El chico era moreno, con el cabello castaño hasta los hombros, los ojos negros y bastante alto; y usaba una playera blanca debajo de un chaleco marrón claro, shorts y botas negras, y un gorro de invierno color beige.

Él miró a un lado y al otro antes de bajarse del yate. Se veía tenso, pero sonreía.

—¿Qué hay? —saludó a Charis que estiró una mano para que chocara los cinco con ella.

Él parecía desconfiado, pero al final decidió ceder y chocar las manos se dirigió con el resto. Daryl y Albert se miraron el uno al otro pero ninguno hizo nada para acercarse.

—Y el noveno campista en llegar es: ¡Kenny! Hijo de la única e inigualable, reina del caos, Heather.

Se empezó a escuchar una música de suspenso mientras la cámara iba mostrando de abajo hacia arriba un chico con zapatillas rojas, shorts verdes y camisa roja debajo de un suéter negro, lo que permitió mostrar que era un chico bastante bajito y rechoncho. Finalmente se detuvo en su rostro lo que mostró que tenía los ojos negros enmarcados por unas gafas de marco negro, el cabello rubio y corto debajo de un gorro verde y una gran sonrisa.

—Buenos días a todos —saludó.

—¿Ese es el hijo de Heather? —preguntó Albert enarcando una ceja y cruzándose de brazos.

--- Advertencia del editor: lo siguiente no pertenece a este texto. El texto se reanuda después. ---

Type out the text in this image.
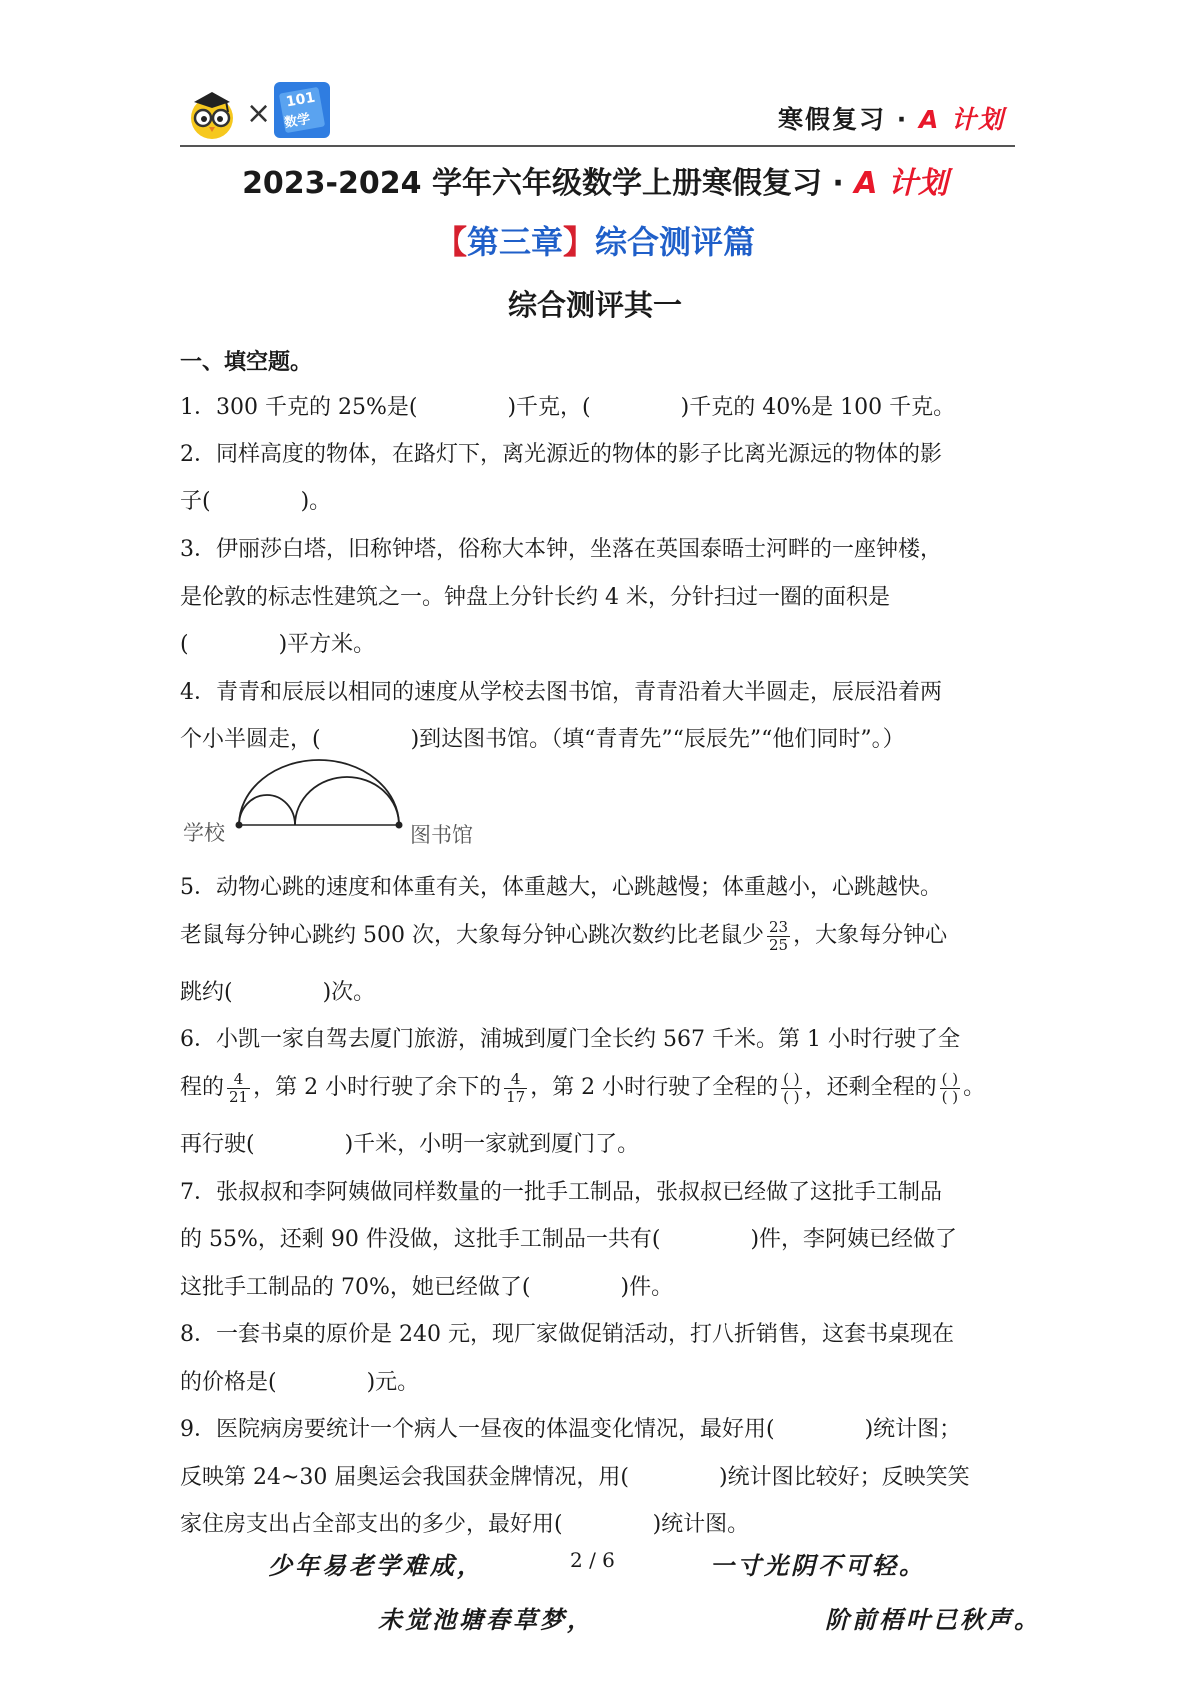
× 101
数学	寒假复习 · A 计划
2023-2024 学年六年级数学上册寒假复习 · A 计划
【第三章】综合测评篇
综合测评其一
一、填空题。
1．300 千克的 25%是(	)千克，(	)千克的 40%是 100 千克。
2．同样高度的物体，在路灯下，离光源近的物体的影子比离光源远的物体的影
子(	)。
3．伊丽莎白塔，旧称钟塔，俗称大本钟，坐落在英国泰晤士河畔的一座钟楼，
是伦敦的标志性建筑之一。钟盘上分针长约 4 米，分针扫过一圈的面积是
(	)平方米。
4．青青和辰辰以相同的速度从学校去图书馆，青青沿着大半圆走，辰辰沿着两
个小半圆走，(	)到达图书馆。（填“青青先”“辰辰先”“他们同时”。）
学校	图书馆
5．动物心跳的速度和体重有关，体重越大，心跳越慢；体重越小，心跳越快。
老鼠每分钟心跳约 500 次，大象每分钟心跳次数约比老鼠少 $\frac{23}{25}$ ，大象每分钟心
跳约(	)次。
6．小凯一家自驾去厦门旅游，浦城到厦门全长约 567 千米。第 1 小时行驶了全
程的 $\frac{4}{21}$ ，第 2 小时行驶了余下的 $\frac{4}{17}$ ，第 2 小时行驶了全程的 $\frac{( )}{( )}$ ，还剩全程的 $\frac{( )}{( )}$ 。
再行驶(	)千米，小明一家就到厦门了。
7．张叔叔和李阿姨做同样数量的一批手工制品，张叔叔已经做了这批手工制品
的 55%，还剩 90 件没做，这批手工制品一共有(	)件，李阿姨已经做了
这批手工制品的 70%，她已经做了(	)件。
8．一套书桌的原价是 240 元，现厂家做促销活动，打八折销售，这套书桌现在
的价格是(	)元。
9．医院病房要统计一个病人一昼夜的体温变化情况，最好用(	)统计图；
反映第 24~30 届奥运会我国获金牌情况，用(	)统计图比较好；反映笑笑
家住房支出占全部支出的多少，最好用(	)统计图。
少年易老学难成，	2 / 6	一寸光阴不可轻。
未觉池塘春草梦，	阶前梧叶已秋声。
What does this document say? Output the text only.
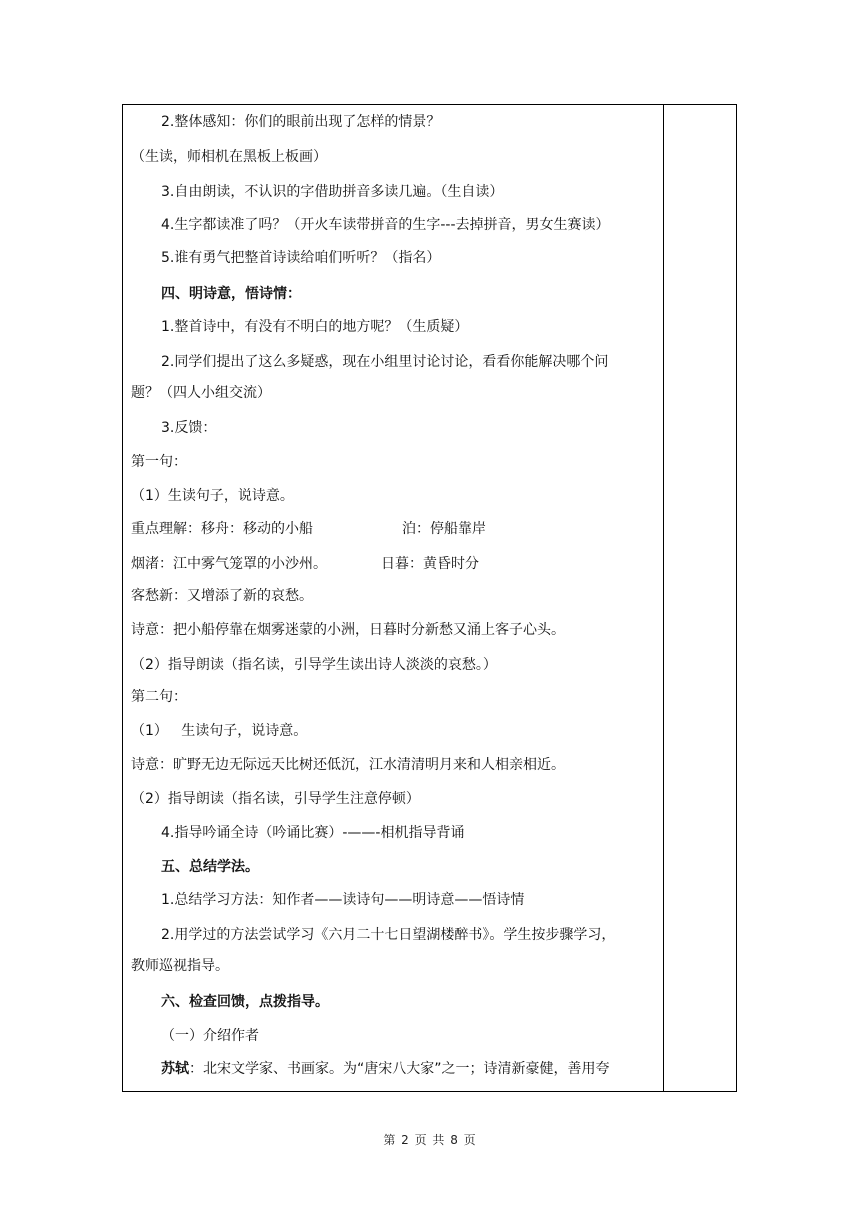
2.整体感知：你们的眼前出现了怎样的情景？
（生读，师相机在黑板上板画）
3.自由朗读，不认识的字借助拼音多读几遍。（生自读）
4.生字都读准了吗？（开火车读带拼音的生字---去掉拼音，男女生赛读）
5.谁有勇气把整首诗读给咱们听听？（指名）
四、明诗意，悟诗情：
1.整首诗中，有没有不明白的地方呢？（生质疑）
2.同学们提出了这么多疑惑，现在小组里讨论讨论，看看你能解决哪个问
题？（四人小组交流）
3.反馈：
第一句：
（1）生读句子，说诗意。
重点理解：移舟：移动的小船	泊：停船靠岸
烟渚：江中雾气笼罩的小沙州。	日暮：黄昏时分
客愁新：又增添了新的哀愁。
诗意：把小船停靠在烟雾迷蒙的小洲，日暮时分新愁又涌上客子心头。
（2）指导朗读（指名读，引导学生读出诗人淡淡的哀愁。）
第二句：
（1）   生读句子，说诗意。
诗意：旷野无边无际远天比树还低沉，江水清清明月来和人相亲相近。
（2）指导朗读（指名读，引导学生注意停顿）
4.指导吟诵全诗（吟诵比赛）-——-相机指导背诵
五、总结学法。
1.总结学习方法：知作者——读诗句——明诗意——悟诗情
2.用学过的方法尝试学习《六月二十七日望湖楼醉书》。学生按步骤学习，
教师巡视指导。
六、检查回馈，点拨指导。
（一）介绍作者
苏轼：北宋文学家、书画家。为“唐宋八大家”之一；诗清新豪健，善用夸
第 2 页 共 8 页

—Me recuerda mucho a otra persona que he visto en el programa, pero no recuerdo a quien —comentó Renoley.

—Hola.

Kenny, que había permanecido en el inicio del muelle, saltó cuando una presencia oscura se paró a su espalda. Era una chica que era un vivo reflejo de Gwen cuando era adolescente, solo que con los ojos verdes y una nariz que recordaba a la de Trent. Tenía algunos rayos de su cabello teñidos de rojo, pero todo lo demás de su atuendo era negro: ombliguera, pantalones vaqueros y chaqueta de cuero. Un collar con una luna creciente colgaba de su cuello.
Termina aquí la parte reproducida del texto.